Minimally Invasive Breast Cancer Surgery Questioned for Treatment
Minimally invasive breast surgery may be trading better cosmetic outcomes for worse rates of cure, warns a senior doctor in an editorial published on bmj.com today.
Effectiveness and safety, as well as aesthetic outcomes, need to be considered when planning surgery for breast cancer, writes Monica Morrow, Chief of the Breast Service at Memorial Sloan-Kettering Cancer Center in New York.
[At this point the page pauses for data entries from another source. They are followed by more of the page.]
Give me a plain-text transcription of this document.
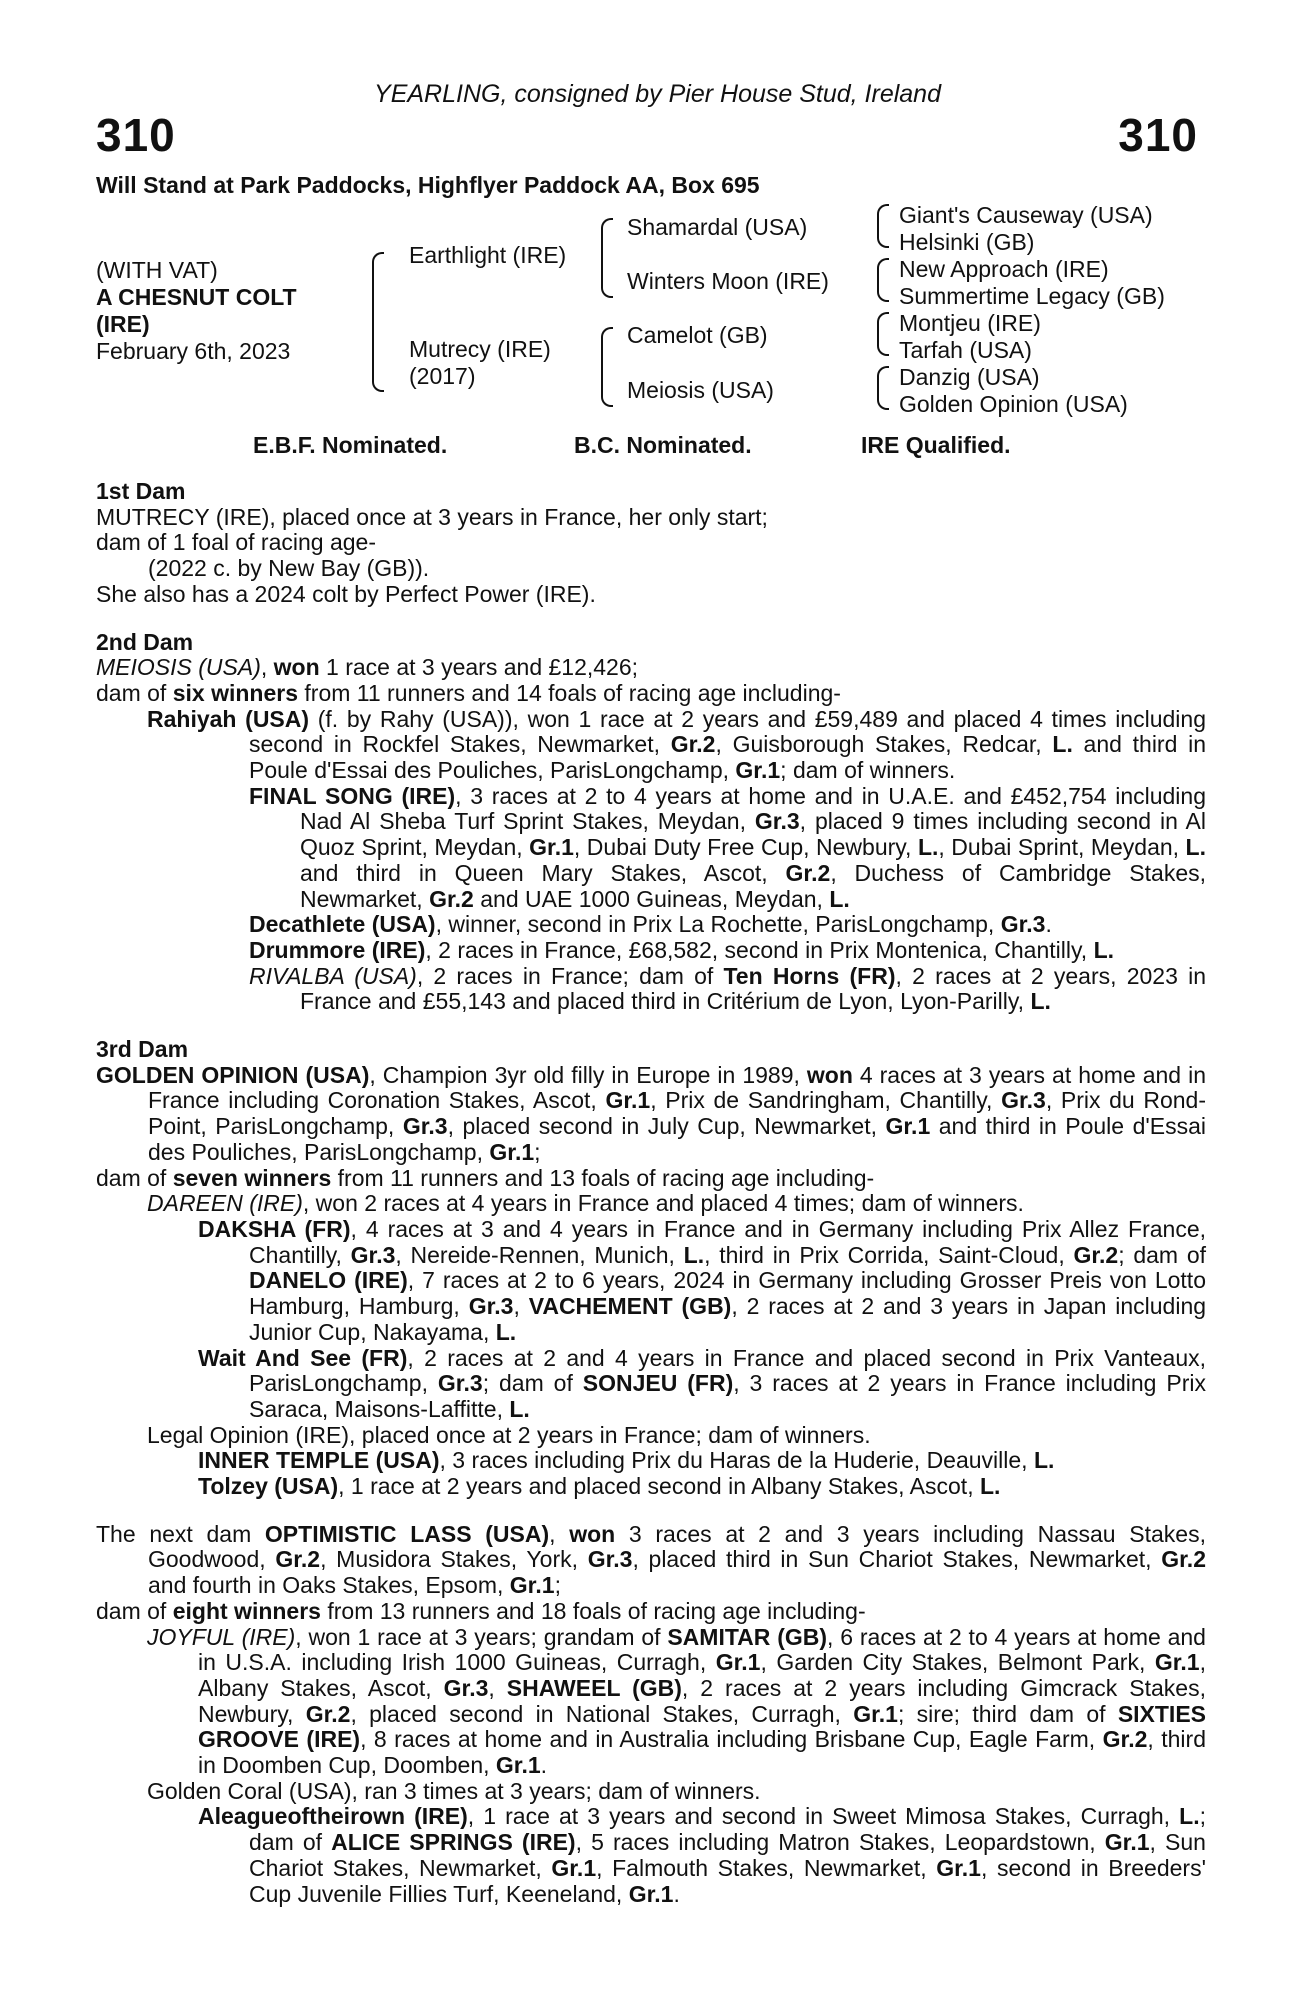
YEARLING, consigned by Pier House Stud, Ireland
310	310
Will Stand at Park Paddocks, Highflyer Paddock AA, Box 695
(WITH VAT)
A CHESNUT COLT
(IRE)
February 6th, 2023
Earthlight (IRE)
Mutrecy (IRE)
(2017)
Shamardal (USA)
Winters Moon (IRE)
Camelot (GB)
Meiosis (USA)
Giant's Causeway (USA)
Helsinki (GB)
New Approach (IRE)
Summertime Legacy (GB)
Montjeu (IRE)
Tarfah (USA)
Danzig (USA)
Golden Opinion (USA)
E.B.F. Nominated.	B.C. Nominated.	IRE Qualified.
1st Dam

MUTRECY (IRE), placed once at 3 years in France, her only start;

dam of 1 foal of racing age-

(2022 c. by New Bay (GB)).

She also has a 2024 colt by Perfect Power (IRE).

2nd Dam

MEIOSIS (USA), won 1 race at 3 years and £12,426;

dam of six winners from 11 runners and 14 foals of racing age including-

Rahiyah (USA) (f. by Rahy (USA)), won 1 race at 2 years and £59,489 and placed 4 times including second in Rockfel Stakes, Newmarket, Gr.2, Guisborough Stakes, Redcar, L. and third in Poule d'Essai des Pouliches, ParisLongchamp, Gr.1; dam of winners.

FINAL SONG (IRE), 3 races at 2 to 4 years at home and in U.A.E. and £452,754 including Nad Al Sheba Turf Sprint Stakes, Meydan, Gr.3, placed 9 times including second in Al Quoz Sprint, Meydan, Gr.1, Dubai Duty Free Cup, Newbury, L., Dubai Sprint, Meydan, L. and third in Queen Mary Stakes, Ascot, Gr.2, Duchess of Cambridge Stakes, Newmarket, Gr.2 and UAE 1000 Guineas, Meydan, L.

Decathlete (USA), winner, second in Prix La Rochette, ParisLongchamp, Gr.3.

Drummore (IRE), 2 races in France, £68,582, second in Prix Montenica, Chantilly, L.

RIVALBA (USA), 2 races in France; dam of Ten Horns (FR), 2 races at 2 years, 2023 in France and £55,143 and placed third in Critérium de Lyon, Lyon-Parilly, L.

3rd Dam

GOLDEN OPINION (USA), Champion 3yr old filly in Europe in 1989, won 4 races at 3 years at home and in France including Coronation Stakes, Ascot, Gr.1, Prix de Sandringham, Chantilly, Gr.3, Prix du Rond-Point, ParisLongchamp, Gr.3, placed second in July Cup, Newmarket, Gr.1 and third in Poule d'Essai des Pouliches, ParisLongchamp, Gr.1;

dam of seven winners from 11 runners and 13 foals of racing age including-

DAREEN (IRE), won 2 races at 4 years in France and placed 4 times; dam of winners.

DAKSHA (FR), 4 races at 3 and 4 years in France and in Germany including Prix Allez France, Chantilly, Gr.3, Nereide-Rennen, Munich, L., third in Prix Corrida, Saint-Cloud, Gr.2; dam of DANELO (IRE), 7 races at 2 to 6 years, 2024 in Germany including Grosser Preis von Lotto Hamburg, Hamburg, Gr.3, VACHEMENT (GB), 2 races at 2 and 3 years in Japan including Junior Cup, Nakayama, L.

Wait And See (FR), 2 races at 2 and 4 years in France and placed second in Prix Vanteaux, ParisLongchamp, Gr.3; dam of SONJEU (FR), 3 races at 2 years in France including Prix Saraca, Maisons-Laffitte, L.

Legal Opinion (IRE), placed once at 2 years in France; dam of winners.

INNER TEMPLE (USA), 3 races including Prix du Haras de la Huderie, Deauville, L.

Tolzey (USA), 1 race at 2 years and placed second in Albany Stakes, Ascot, L.

The next dam OPTIMISTIC LASS (USA), won 3 races at 2 and 3 years including Nassau Stakes, Goodwood, Gr.2, Musidora Stakes, York, Gr.3, placed third in Sun Chariot Stakes, Newmarket, Gr.2 and fourth in Oaks Stakes, Epsom, Gr.1;

dam of eight winners from 13 runners and 18 foals of racing age including-

JOYFUL (IRE), won 1 race at 3 years; grandam of SAMITAR (GB), 6 races at 2 to 4 years at home and in U.S.A. including Irish 1000 Guineas, Curragh, Gr.1, Garden City Stakes, Belmont Park, Gr.1, Albany Stakes, Ascot, Gr.3, SHAWEEL (GB), 2 races at 2 years including Gimcrack Stakes, Newbury, Gr.2, placed second in National Stakes, Curragh, Gr.1; sire; third dam of SIXTIES GROOVE (IRE), 8 races at home and in Australia including Brisbane Cup, Eagle Farm, Gr.2, third in Doomben Cup, Doomben, Gr.1.

Golden Coral (USA), ran 3 times at 3 years; dam of winners.

Aleagueoftheirown (IRE), 1 race at 3 years and second in Sweet Mimosa Stakes, Curragh, L.; dam of ALICE SPRINGS (IRE), 5 races including Matron Stakes, Leopardstown, Gr.1, Sun Chariot Stakes, Newmarket, Gr.1, Falmouth Stakes, Newmarket, Gr.1, second in Breeders' Cup Juvenile Fillies Turf, Keeneland, Gr.1.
But over the past 30 years, surgery has become increasingly devoted to improving cosmetic outcomes.
New techniques such as oncoplastic and endoscopic surgery, which involve minimal skin incision, are now possible. But a review of the evidence reveals that the oncological safety of these new procedures is often not being evaluated thoroughly.
Morrow is concerned that failure to demand a rigorous evaluation of oncological outcomes as well as cosmetic ones runs the risk of losing some of the gains in survival seen in the past decade.
"We must ensure that surgical approaches designed to improve cosmetic outcomes do not increase local failure and the risk of subsequent death from breast cancer," she says.
She also points out that the developing fields of oncoplastic surgery and minimally invasive breast surgery require rigorous assessment of patient reported outcomes to ensure that new procedures actually improve outcomes that are important to patients.
"The local treatment of breast cancer is based on the results of numerous high quality clinical trials and is therefore a model for evidence based care. As we attempt to advance from good to great cosmetic outcomes it is important that we remember this," she concludes.